Effect of miR-130a on neuronal injury in rats with intracranial hemorrhage through PTEN/PI3K/AKT signaling pathway.

OBJECTIVE

The aim of this study was to investigate the effect of micro-ribonucleic acid (miR)-130a on neuronal injury in rats with intracerebral hemorrhage (ICH) through the phosphatase and tensin homolog deleted on chromosome ten/phosphatidylinositol 3-hydroxy kinase/protein kinase B (PTEN/PI3K/AKT) signaling pathway.

MATERIALS AND METHODS

A total of 30 healthy male rats were randomly divided into three groups, including the blank control group, ICH model group (ICH group) and ICH model + miR-130a treatment group (miR-130a treatment group). The differences in neurological injury, the number of apoptotic cells in brain tissues, the activity of Caspase-9 and protein expressions of PTEN/PI3K/AKT were analyzed among the three groups, respectively.

RESULTS

Neurological function was normal without injury in the control group. However, the neurological injury was severe in the ICH group and mild in the miR-130a treatment group. There were statistically significant differences in neurological function in the control group relative to those of the ICH group and miR-130a treatment group (p<0.05). Meanwhile, the neurological injury was markedly milder in the miR-130a treatment group than that of the ICH group, showing a statistically significant difference (p<0.05). The number of apoptotic cells was remarkably smaller in the control group when compared with the ICH group and miR-130a treatment group. However, it was markedly larger in the ICH group than that of the miR-130a treatment group, showing significant differences (p<0.05). The activity of Caspase-9 was significantly lower in the control group than ICH group and miR-130a treatment group (p<0.05). However, it increased remarkably in the ICH group compared with that of the miR-130a treatment group (p<0.05). Moreover, the protein level of PTEN in the ICH group was significantly higher than control group and miR-130a treatment group, displaying statistically significant differences (p<0.05). However, no marked difference in the protein level of PTEN was observed between the control group and miR-130a treatment group (p>0.05). The protein levels of the phosphorylated 3-hydroxy kinase (p-PI3K) and phosphorylated protein kinase B (p-AKT) were remarkably lower in the ICH group than those of the control group and miR-130a treatment group, displaying statistically significant differences (p<0.05).
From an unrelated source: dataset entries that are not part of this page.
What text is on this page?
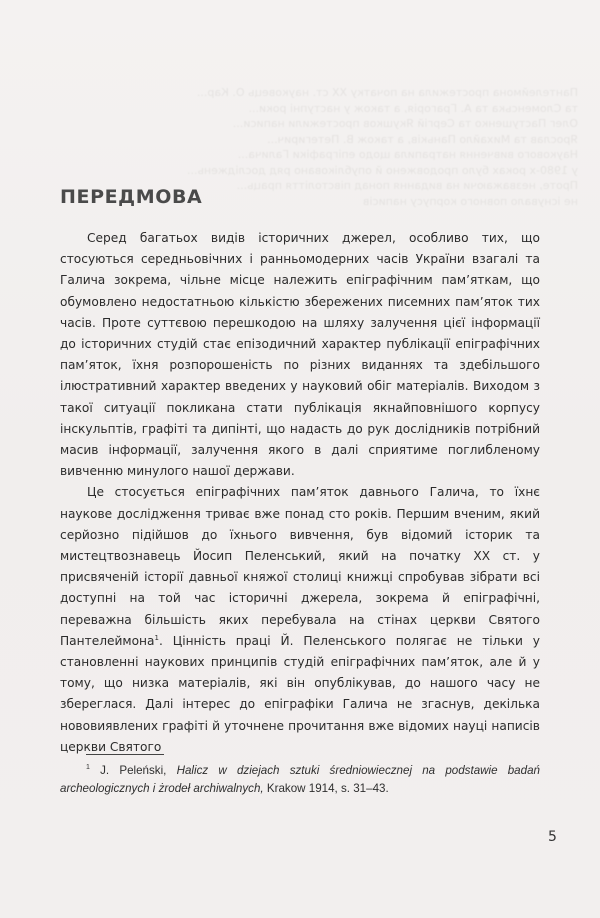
Пантелеймона простежила на початку ХХ ст. науковець О. Кар...
та Сломенська та А. Грагорія, а також у наступні роки...
Олег Пастушенко та Сергій Якушков простежили написи...
Ярослав та Михайло Паньків, а також В. Петегирич...
Наукового вивчення натрапила щодо епіграфіки Галича...
у 1980-х роках було продовжено й опубліковано ряд досліджень...
Проте, незважаючи на видання понад півстоліття праць...
не існувало повного корпусу написів
ПЕРЕДМОВА

Серед багатьох видів історичних джерел, особливо тих, що стосуються середньовічних і ранньомодерних часів України взагалі та Галича зокрема, чільне місце належить епіграфічним пам’яткам, що обумовлено недостатньою кількістю збережених писемних пам’яток тих часів. Проте суттєвою перешкодою на шляху залучення цієї інформації до історичних студій стає епізодичний характер публікації епіграфічних пам’яток, їхня розпорошеність по різних виданнях та здебільшого ілюстративний характер введених у науковий обіг матеріалів. Виходом з такої ситуації покликана стати публікація якнайповнішого корпусу інскульптів, графіті та дипінті, що надасть до рук дослідників потрібний масив інформації, залучення якого в далі сприятиме поглибленому вивченню минулого нашої держави.

Це стосується епіграфічних пам’яток давнього Галича, то їхнє наукове дослідження триває вже понад сто років. Першим вченим, який серйозно підійшов до їхнього вивчення, був відомий історик та мистецтвознавець Йосип Пеленський, який на початку XX ст. у присвяченій історії давньої княжої столиці книжці спробував зібрати всі доступні на той час історичні джерела, зокрема й епіграфічні, переважна більшість яких перебувала на стінах церкви Святого Пантелеймона$^1$. Цінність праці Й. Пеленського полягає не тільки у становленні наукових принципів студій епіграфічних пам’яток, але й у тому, що низка матеріалів, які він опублікував, до нашого часу не збереглася. Далі інтерес до епіграфіки Галича не згаснув, декілька нововиявлених графіті й уточнене прочитання вже відомих науці написів церкви Святого

$^1$ J. Peleński, Halicz w dziejach sztuki średniowiecznej na podstawie badań archeologicznych i żrodeł archiwalnych, Krakow 1914, s. 31–43.
5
However, they were remarkably higher in the miR-130a treatment group than that of the control group (p<0.05).

CONCLUSIONS

MiR-130a promotes neuronal growth in brain tissues in ICH rats and alleviates neuronal injury after ICH through the PTEN/PI3K/AKT signaling pathway. Our findings suggest that miR-130a exerts important clinical significance in the treatment of ICH.